Once the world learned of his passing, several tributes and memories started rolling in via the various social spheres. One in particular personified Don better than anything anyone else could write. Former B.A.S.S. CEO Helen Sevier wrote a beautiful description of Don and what he meant to B.A.S.S. and our memberships, but more importantly who he was. If you knew Don, you will nod along with this. If you didn’t, I hope this paints a portrait of him.

Don, we will miss you. May you rest in peace and catch a big one up there for all of us!

A few words from Helen Sevier…

Once again the B.A.S.S. family is grieving over the loss of one of its members, Don Corkran. Less than six months ago, Don was diagnosed with metastatic cancer. And, during that time he shared with us his treatment and journey as he bravely fought this dreaded disease. He knew he had hundreds of friends who were concerned and wanted to know how he was doing.

Don joined B.A.S.S back in 1990 as an assistant tournament director. He had just retired after 22 years from the Army as a Command Sergeant Major … one of the youngest in the service to reach that rank. He was quickly tapped to assume the role of B.A.S.S. Federation Director in 1991.
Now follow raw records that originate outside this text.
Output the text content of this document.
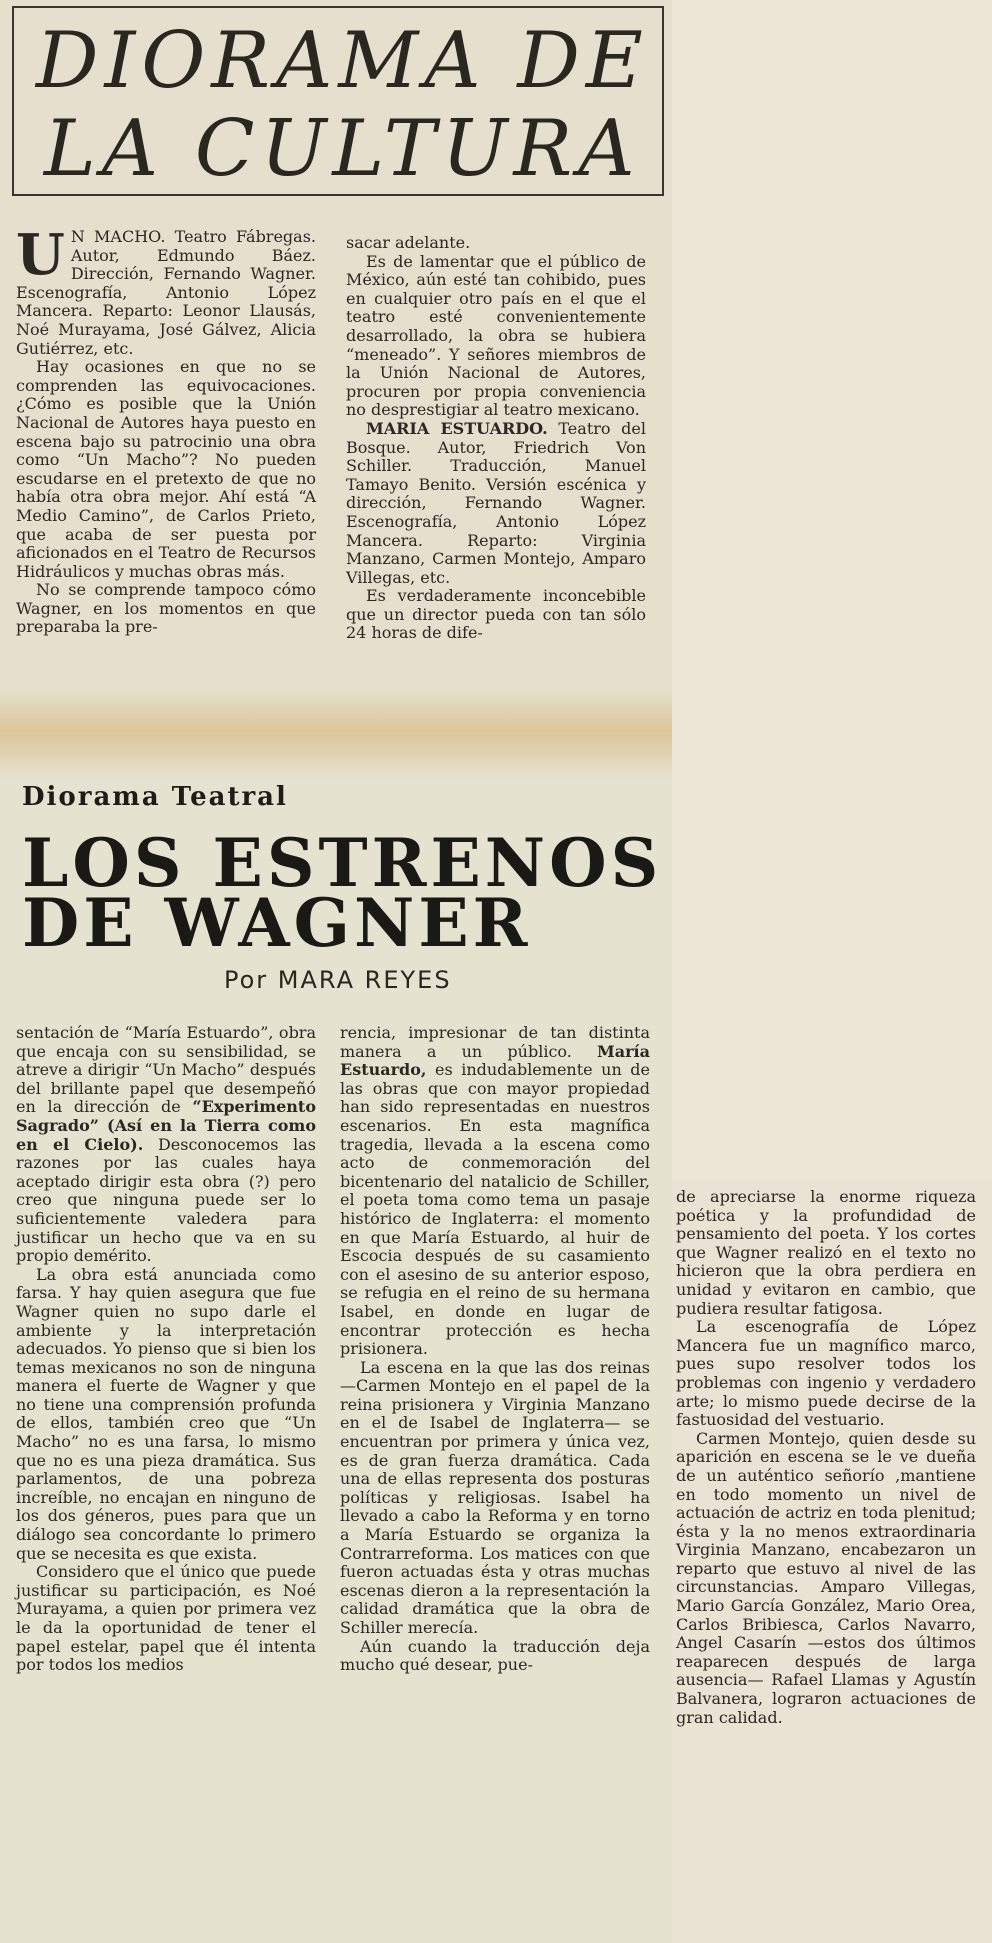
DIORAMA DE
LA CULTURA

U N MACHO. Teatro Fábregas. Autor, Edmundo Báez. Dirección, Fernando Wagner. Escenografía, Antonio López Mancera. Reparto: Leonor Llausás, Noé Murayama, José Gálvez, Alicia Gutiérrez, etc.

Hay ocasiones en que no se comprenden las equivocaciones. ¿Cómo es posible que la Unión Nacional de Autores haya puesto en escena bajo su patrocinio una obra como “Un Macho”? No pueden escudarse en el pretexto de que no había otra obra mejor. Ahí está “A Medio Camino”, de Carlos Prieto, que acaba de ser puesta por aficionados en el Teatro de Recursos Hidráulicos y muchas obras más.

No se comprende tampoco cómo Wagner, en los momentos en que preparaba la pre-

sacar adelante.

Es de lamentar que el público de México, aún esté tan cohibido, pues en cualquier otro país en el que el teatro esté convenientemente desarrollado, la obra se hubiera “meneado”. Y señores miembros de la Unión Nacional de Autores, procuren por propia conveniencia no desprestigiar al teatro mexicano.

MARIA ESTUARDO. Teatro del Bosque. Autor, Friedrich Von Schiller. Traducción, Manuel Tamayo Benito. Versión escénica y dirección, Fernando Wagner. Escenografía, Antonio López Mancera. Reparto: Virginia Manzano, Carmen Montejo, Amparo Villegas, etc.

Es verdaderamente inconcebible que un director pueda con tan sólo 24 horas de dife-

Diorama Teatral
LOS ESTRENOS
DE WAGNER
Por MARA REYES

sentación de “María Estuardo”, obra que encaja con su sensibilidad, se atreve a dirigir “Un Macho” después del brillante papel que desempeñó en la dirección de “Experimento Sagrado” (Así en la Tierra como en el Cielo). Desconocemos las razones por las cuales haya aceptado dirigir esta obra (?) pero creo que ninguna puede ser lo suficientemente valedera para justificar un hecho que va en su propio demérito.

La obra está anunciada como farsa. Y hay quien asegura que fue Wagner quien no supo darle el ambiente y la interpretación adecuados. Yo pienso que si bien los temas mexicanos no son de ninguna manera el fuerte de Wagner y que no tiene una comprensión profunda de ellos, también creo que “Un Macho” no es una farsa, lo mismo que no es una pieza dramática. Sus parlamentos, de una pobreza increíble, no encajan en ninguno de los dos géneros, pues para que un diálogo sea concordante lo primero que se necesita es que exista.

Considero que el único que puede justificar su participación, es Noé Murayama, a quien por primera vez le da la oportunidad de tener el papel estelar, papel que él intenta por todos los medios

rencia, impresionar de tan distinta manera a un público. María Estuardo, es indudablemente un de las obras que con mayor propiedad han sido representadas en nuestros escenarios. En esta magnífica tragedia, llevada a la escena como acto de conmemoración del bicentenario del natalicio de Schiller, el poeta toma como tema un pasaje histórico de Inglaterra: el momento en que María Estuardo, al huir de Escocia después de su casamiento con el asesino de su anterior esposo, se refugia en el reino de su hermana Isabel, en donde en lugar de encontrar protección es hecha prisionera.

La escena en la que las dos reinas —Carmen Montejo en el papel de la reina prisionera y Virginia Manzano en el de Isabel de Inglaterra— se encuentran por primera y única vez, es de gran fuerza dramática. Cada una de ellas representa dos posturas políticas y religiosas. Isabel ha llevado a cabo la Reforma y en torno a María Estuardo se organiza la Contrarreforma. Los matices con que fueron actuadas ésta y otras muchas escenas dieron a la representación la calidad dramática que la obra de Schiller merecía.

Aún cuando la traducción deja mucho qué desear, pue-

de apreciarse la enorme riqueza poética y la profundidad de pensamiento del poeta. Y los cortes que Wagner realizó en el texto no hicieron que la obra perdiera en unidad y evitaron en cambio, que pudiera resultar fatigosa.

La escenografía de López Mancera fue un magnífico marco, pues supo resolver todos los problemas con ingenio y verdadero arte; lo mismo puede decirse de la fastuosidad del vestuario.

Carmen Montejo, quien desde su aparición en escena se le ve dueña de un auténtico señorío ,mantiene en todo momento un nivel de actuación de actriz en toda plenitud; ésta y la no menos extraordinaria Virginia Manzano, encabezaron un reparto que estuvo al nivel de las circunstancias. Amparo Villegas, Mario García González, Mario Orea, Carlos Bribiesca, Carlos Navarro, Angel Casarín —estos dos últimos reaparecen después de larga ausencia— Rafael Llamas y Agustín Balvanera, lograron actuaciones de gran calidad.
When Don took the job, the Federation system, a network of local fishing clubs, was suffering under poor leadership. (Without a doubt, it was one of the hardest jobs but most gratifying at B.A.S.S.) I must admit I was somewhat concerned about his military background and how he would handle these independent, strong-minded and strong-willed people in the clubs.

Well, Don showed us he could herd cats. He quickly got the situation under control and the Federation system thrived.

From the military, and his inner core, Don brought a sense of right and wrong, a loyalty that reaches up and down, and duty bound to B.A.S.S. and his mission. Don was direct. Bluntly honest. Smart. Caring. A great listener and speaker. Skillful salesman. Fair. Hard working. Planner. And yes, a leader. The list could go on.

Like so many at B.A.S.S. he believed in the vision of the organization and loved the sport of bass fishing and the outdoors. Like others when he joined corporate B.A.S.S., his fishing days were reduced because his efforts were refocused on making good things happen for fishermen and the resource.

It would be hard to place a value on what Don accomplished to the benefit of grassroots bass fishing tournaments, conservation programs and youth activities. The grassroots clubs grew to more than 45,000 members in 2,500 chapters/clubs in 47 states and several foreign countries.

His leadership fostered the planting of conservation directors and youth directors in every state federation and local club. He implemented youth programs and the Bassmaster Casting Kids that touched millions of youngsters in a punt, pass and kick program for fishing. At the Bassmasters Classic he hosted thousands of kids with a local fishing event where, yes, you would find Don directing volunteer workers and encouraging children to have fun and go fishing.

And, all the time he was doing this he was winning friends and gaining the respect of those inside and outside B.A.S.S. Don was unique. I’m sure there were rumbles, but I never heard complaints from inside or outside.

Then, there was his family. He loved and was devoted to them. From high school, Jeanne was just the right partner. And, not only did he love his children, MarJean and Don, but he was proud of their accomplishments and respected them for who they are.

In addition to all of the above, he was a patriot. Again, I’ll use the word respect. Don earned that honor from his peers and his family.

Like his fellow B.A.S.S. family members, I loved Don. We’ll miss his warm smile, his genuine hugs and his presence. So, with love and respect we salute Don for who he was and for what he meant to his entire fishing family — not just at B.A.S.S., but throughout America.